Peter Kozak: Know Your Neighbours: Cool Change Contemporary
It is difficult to write about this work in any great length. Not because it is a work that does not encourage engagement – to the contrary, it is one of the pieces I have seen recently that excited me the most – but the choices that Peter Kozak has made seem especially resistant to excesses of linguistic overlay, to the work of lots of words. It deserves something as short as I can make it, and that I have already failed to make, and will fail to make. This is because it is hard to make something concise, and to make it with the restraint not to make it longer or exaggerate it or couch it in hyperbole.
Kozak’s work at Cool Change Contemporary consists of a single television screen of a few shots of a street light flickering on and off, that Kozak recorded in his home city of Brisbane. It is quite short: two minutes and forty-three second, and mostly silent, except for a subtle humming sound. It is a work that can be read in many ways, due to the ambiguity of its simple gesture and subject. In the accompanying interview, Kozak suggests that the work is associated with fragility, and the externalisation of an internal struggle, that we can witness the frailty of physical objects as analogous yet less encumbered (again by language) admissions of difficulty. This poetic turn provides an understand the work as a portrait of sorts, perhaps opposed to a field recording.
I am reminded though, of the field recording films of James Benning, and his ability to notice very particular things about environments, and bring their magic to the fore. This is another reading that Kozak’s work is particularly open to. One of Benning’s most extraordinary films, Ruhr, (https://www.youtube.com/watch?v=MVXuEi3tau4 around the 22 minute mark) has as one of its four major pieces of footage, a stand of trees in autumn, over which a plane will ever so often rise from an unseen runway. Almost thirty seconds after its departure from the frame, the plane causes the trees to shiver and release their leaves.

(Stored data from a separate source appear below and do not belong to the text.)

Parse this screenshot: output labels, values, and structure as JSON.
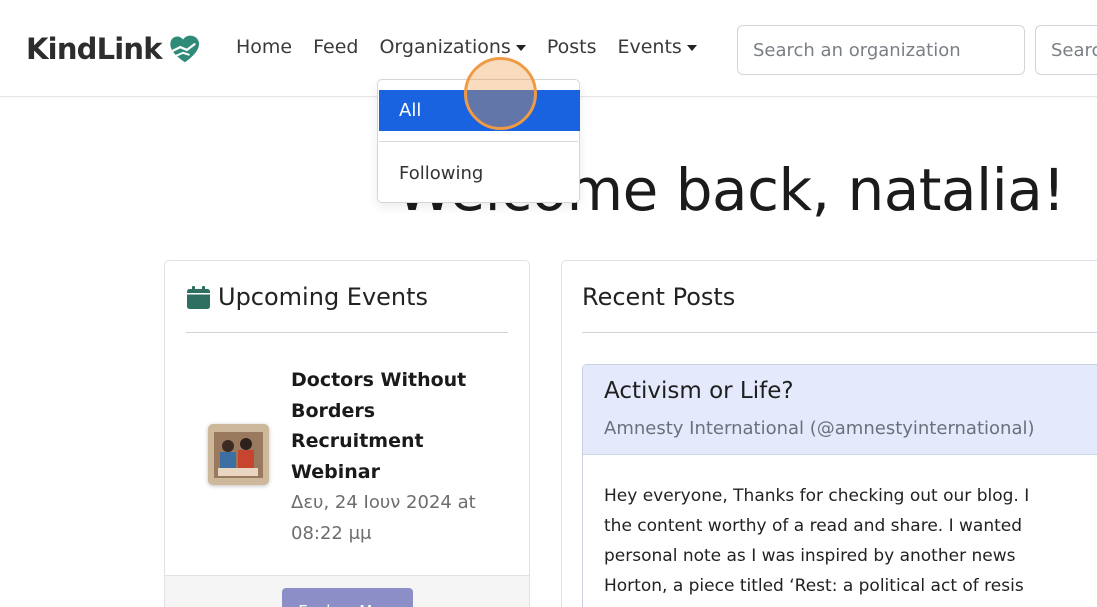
{
  "navbar": {
    "brand": "KindLink",
    "links": {
      "home": "Home",
      "feed": "Feed",
      "organizations": "Organizations",
      "posts": "Posts",
      "events": "Events"
    },
    "search_org_placeholder": "Search an organization",
    "search_posts_placeholder": "Search"
  },
  "organizations_menu": {
    "items": [
      "All",
      "Following"
    ],
    "active": "All"
  },
  "welcome": "Welcome back, natalia!",
  "events_card": {
    "title": "Upcoming Events",
    "event": {
      "title": "Doctors Without Borders Recruitment Webinar",
      "date": "Δευ, 24 Ιουν 2024 at 08:22 μμ"
    },
    "button": "Explore More"
  },
  "posts_card": {
    "title": "Recent Posts",
    "post": {
      "title": "Activism or Life?",
      "author": "Amnesty International (@amnestyinternational)",
      "body_lines": [
        "Hey everyone, Thanks for checking out our blog. I",
        "the content worthy of a read and share. I wanted",
        "personal note as I was inspired by another news",
        "Horton, a piece titled ‘Rest: a political act of resis"
      ]
    }
  },
  "colors": {
    "accent": "#1a63e0",
    "post_header": "#e4eafc",
    "button": "#8c8fc7",
    "cursor": "#ef9a44"
  }
}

This moment reminds me of the moment that Kozak captures as well. It is not a moment that is ‘decisive’ as Bresson may say. Nothing climaxes or reaches a zenith, rather there is a gap and a silence into which things fall – and the moment is extended through time. Like an ellipsis or a cursor, there is a punctuation of ongoing life with the appearance of something that seems to be keeping its own time. The magic occurs in the space left, between the plane’s appearance and the leaves falling in James Benning’s work, and the streetlight’s illumination and darkening and subsequent repetition of this action in Kozak’s work.
The zine that accompanies the video consists of a series of photos of twilight scenes, and anecdotes of people who were passing and stopped to watch Kozak work, and asked him what he was doing. As ever, the appearance of a camera in a place that people don’t expect it – despite our supposedly photographic world – causes consternation, puzzlement, even accusation. While most of Kozak’s interactions are benevolent, or at least inconsequential, the curious hesitating speech of people engaging with a ‘foreign agent’ in the field brings something else to the work. What at first seems a hermetic work is opened to the traversal of other people who inhabit this twilight realm, wandering around, perhaps going home, perhaps going out. The questioning of this secondary audience (or perhaps primary audience) of Kozak’s gesture seems to mirror the questioning of Kozak’s practice towards the things that he photographs and videos: half glimpsed shadows in the evening light, when the figure and the ground merge into some undefined third entity.